I’m wondering if I’m going about this wrong. I’m trying to learn more about TiddlyWiki in the course of writing a large documentation wiki for a work project. But I keep getting stymied in trying to find what I think should be fairly straightforward technical information. I’m wondering if I’m not looking in the right places, if I’m not searching properly, or if the information is simply not particularly documented. I know I can keep asking questions here, but I really like to do my due diligence first. While I think I’m generally pretty good at finding documented technical info, those skills aren’t helping me here.
Here’s a recent example.
I wanted to do something that involved creating a temporary tiddler. I certainly have seen the namespace $:/temp
. I made the guess that anything in that namespace is simply not saved back to the (in my case) Node server. But I wanted to be sure. I didn’t want to hear later that they were saved in some edition I haven’t tested or to some backend I wasn’t using, or that they were saved if the tiddler happened to have a foobar
field. Now clearly I could add a new topic here. But I wanted to research it first, and only come with a question if I couldn’t find it. As I said, I think I’m fairly good at finding such published information.
I went to https://tiddlywiki.com/ and searched for "temporary"
. None of the six matches seemed to offer anything useful, so I searched on "$:/temp"
. I scanned the 27 hits, but none looked promising. I headed over to https://tiddlywiki.com/dev/ and did the same things with no information. So I came back to the main site and read or skimmed all those 27 matches. Twenty-four of them just mentioned tiddler names in that $:/temp
namespace. Two were more interesting, because they mentioned $/temp/volatile
, which sounds like an alternative candidate for a prefix of tiddlers not to be saved. But it still didn’t answer the question. The final one, Naming of System Tiddlers offers this:
Namespace | Format | Description |
---|---|---|
$:/temp/* |
lowercase | Temporary tiddlers that shouldn’t be saved |
Ok, but now what does “shouldn’t be saved” mean? Does this mean that I as a user should avoid saving them? If so how? Does it mean that Tiddlywiki will most likely not save them, but might sometimes do so for capricious reasons? Or does it mean that I should name them like this to tell the system not to save them? That last is what I hope, but it’s still not clear to me that this is what’s meant.

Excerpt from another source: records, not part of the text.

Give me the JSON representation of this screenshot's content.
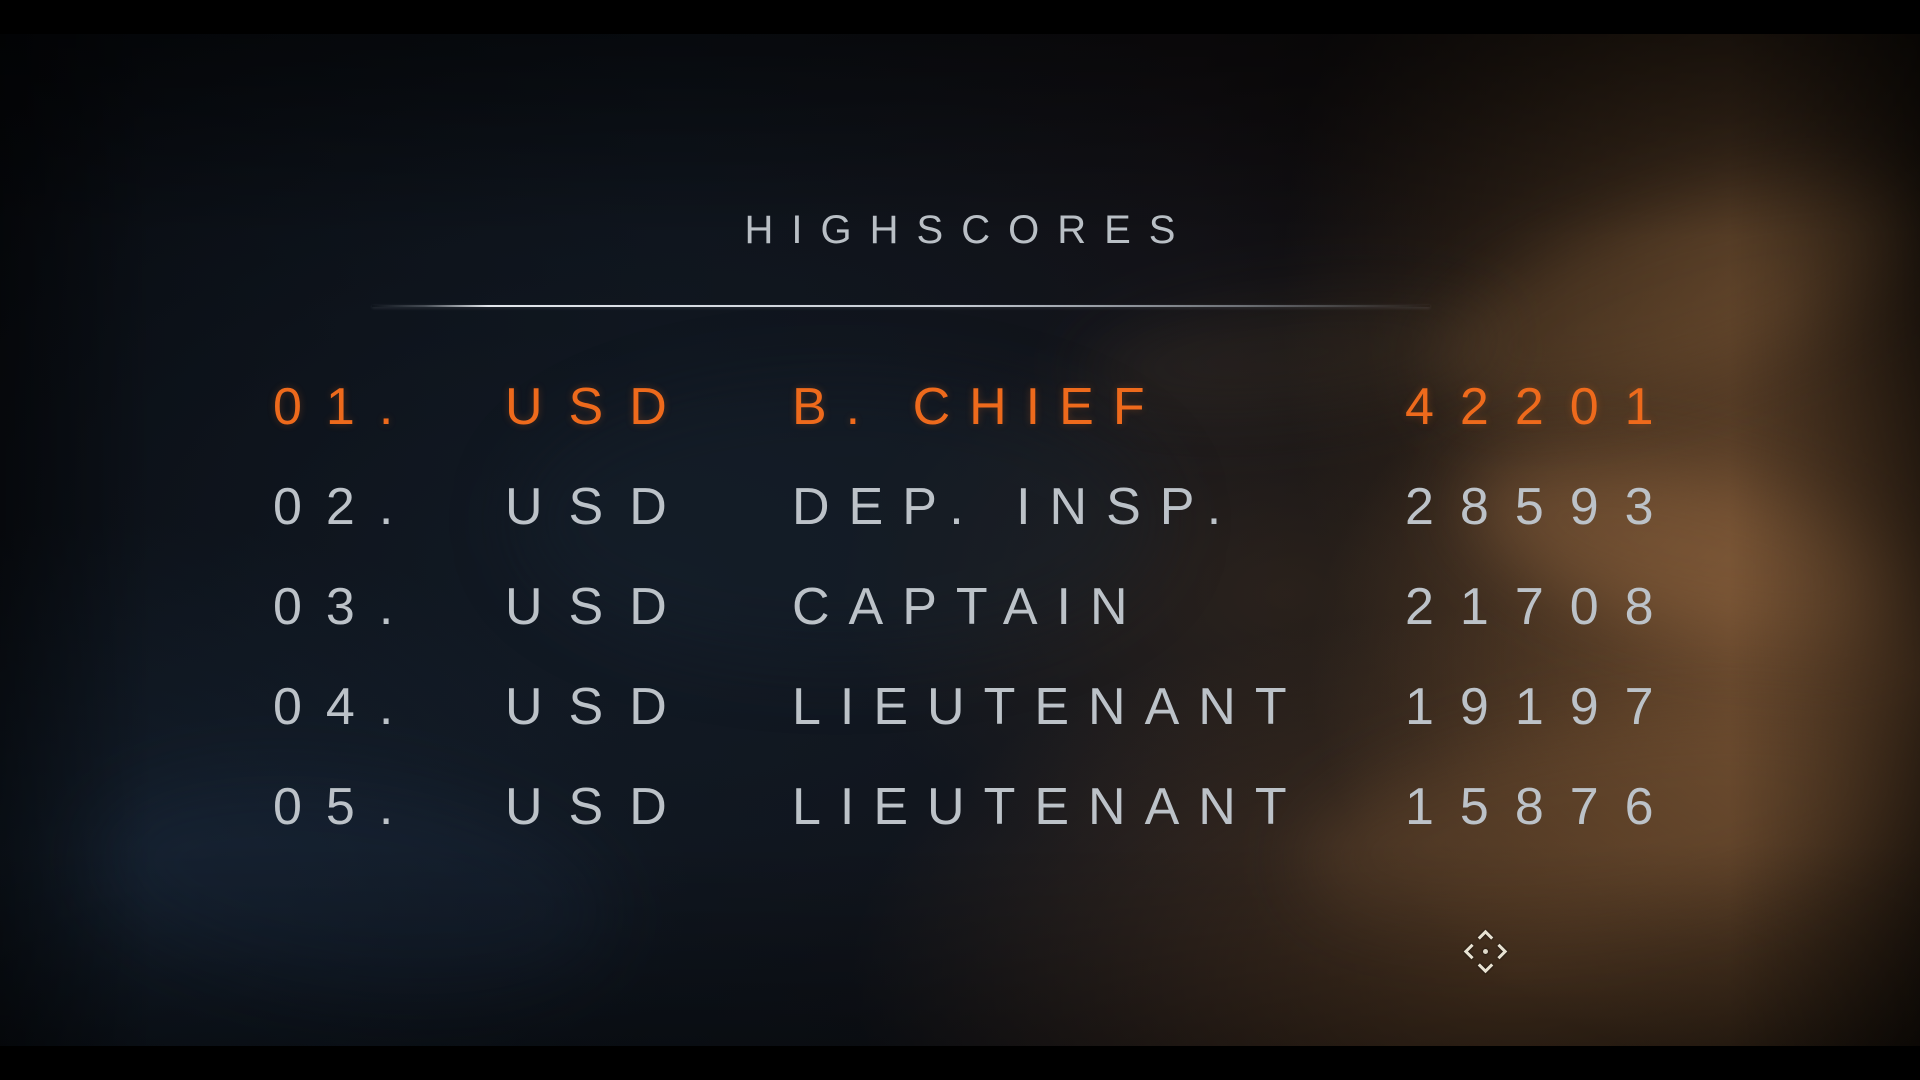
{
  "colors": {
    "highlight_orange": "#ee6a1c",
    "text_gray": "#bcc2c8",
    "divider_gray": "#d6dce4"
  },
  "highscores": {
    "heading": "HIGHSCORES",
    "rows": [
      {
        "rank": "01.",
        "tag": "USD",
        "name": "B. CHIEF",
        "score": "42201",
        "highlighted": true
      },
      {
        "rank": "02.",
        "tag": "USD",
        "name": "DEP. INSP.",
        "score": "28593",
        "highlighted": false
      },
      {
        "rank": "03.",
        "tag": "USD",
        "name": "CAPTAIN",
        "score": "21708",
        "highlighted": false
      },
      {
        "rank": "04.",
        "tag": "USD",
        "name": "LIEUTENANT",
        "score": "19197",
        "highlighted": false
      },
      {
        "rank": "05.",
        "tag": "USD",
        "name": "LIEUTENANT",
        "score": "15876",
        "highlighted": false
      }
    ]
  },
  "cursor": {
    "icon": "move-cursor"
  }
}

So I searched the web. I can’t remember the search term but the results were mostly links to Tiddlywiki.com, with the others either to this forum or its Google-groups predecessor. Amidst these, I found State tiddlers for open tabs should not persist after refresh, a GitHub issue opened nine years ago, and closed last year, all about state
tiddlers, but at least including what I think of as an early mention of $:/temp
, with the suggestion that it might serve the role I’m hoping. But that still didn’t tell me what I wanted to know.

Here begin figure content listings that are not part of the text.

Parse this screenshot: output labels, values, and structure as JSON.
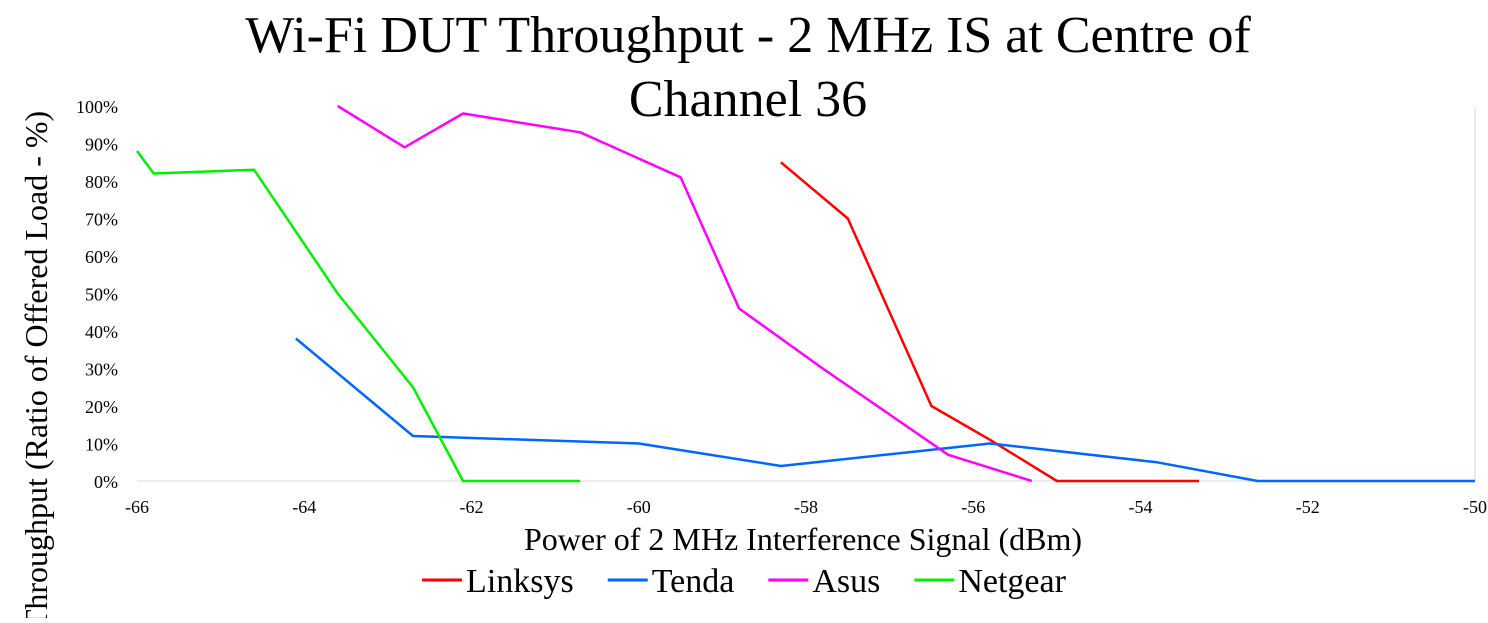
{
  "chart_data": {
    "type": "line",
    "title_lines": [
      "Wi-Fi DUT Throughput - 2 MHz IS at Centre of",
      "Channel 36"
    ],
    "xlabel": "Power of 2 MHz Interference Signal (dBm)",
    "ylabel": "Throughput (Ratio of Offered Load - %)",
    "xlim": [
      -66,
      -50
    ],
    "ylim": [
      0,
      100
    ],
    "x_ticks": [
      -66,
      -64,
      -62,
      -60,
      -58,
      -56,
      -54,
      -52,
      -50
    ],
    "x_tick_labels": [
      "-66",
      "-64",
      "-62",
      "-60",
      "-58",
      "-56",
      "-54",
      "-52",
      "-50"
    ],
    "y_ticks": [
      0,
      10,
      20,
      30,
      40,
      50,
      60,
      70,
      80,
      90,
      100
    ],
    "y_tick_labels": [
      "0%",
      "10%",
      "20%",
      "30%",
      "40%",
      "50%",
      "60%",
      "70%",
      "80%",
      "90%",
      "100%"
    ],
    "grid": false,
    "legend_position": "bottom",
    "series": [
      {
        "name": "Linksys",
        "color": "#ff0000",
        "points": [
          [
            -58.3,
            85
          ],
          [
            -57.5,
            70
          ],
          [
            -56.5,
            20
          ],
          [
            -55.8,
            11
          ],
          [
            -55,
            0
          ],
          [
            -53.3,
            0
          ]
        ]
      },
      {
        "name": "Tenda",
        "color": "#0066ff",
        "points": [
          [
            -64.1,
            38
          ],
          [
            -62.7,
            12
          ],
          [
            -60,
            10
          ],
          [
            -58.3,
            4
          ],
          [
            -55.8,
            10
          ],
          [
            -53.8,
            5
          ],
          [
            -52.6,
            0
          ],
          [
            -50,
            0
          ]
        ]
      },
      {
        "name": "Asus",
        "color": "#ff00ff",
        "points": [
          [
            -63.6,
            100
          ],
          [
            -62.8,
            89
          ],
          [
            -62.1,
            98
          ],
          [
            -60.7,
            93
          ],
          [
            -59.5,
            81
          ],
          [
            -58.8,
            46
          ],
          [
            -57.8,
            30
          ],
          [
            -56.3,
            7
          ],
          [
            -55.3,
            0
          ]
        ]
      },
      {
        "name": "Netgear",
        "color": "#00ee00",
        "points": [
          [
            -66,
            88
          ],
          [
            -65.8,
            82
          ],
          [
            -64.6,
            83
          ],
          [
            -63.6,
            50
          ],
          [
            -62.7,
            25
          ],
          [
            -62.1,
            0
          ],
          [
            -60.7,
            0
          ]
        ]
      }
    ]
  }
}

I had a vague memory that Grok Tiddlywiki had a mention of this, and I searched there to find
The tiddler we’ve bound the text box to in this case is a system tiddler whose name begins with
$:/temp/
, often called a temporary tiddler . Tiddlers in$:/temp/
are not saved with your wiki – when you close the page or hit the refresh button, they are all gone. For a situation like this one, that’s usually what you want, but if you want the value to persist across a reload, you should keep that tiddler somewhere else.
Which seems to tell me what I wanted to know, except that the footnote it links to tells me that this is a “lie to children” – an evocative phrase I hadn’t heard before, but which I take to mean something technically false, but true for most purposes, and useful to most readers – and that, in fact,
Actually, it depends on what saver you are using – some savers won’t discard temporary tiddlers. But you should always assume that they’ll go away, to avoid creating a wiki that only works with some savers.
So I think I’ve found my answer. But the search was much more painful than expected, and the answer is still a little shaky.
My question is whether I’m doing this wrong. Is there some way I should have been able to find this answer more easily? Am I looking at the wrong resources? Am I using them incorrectly? Or do the sorts of resources I want simply not exist?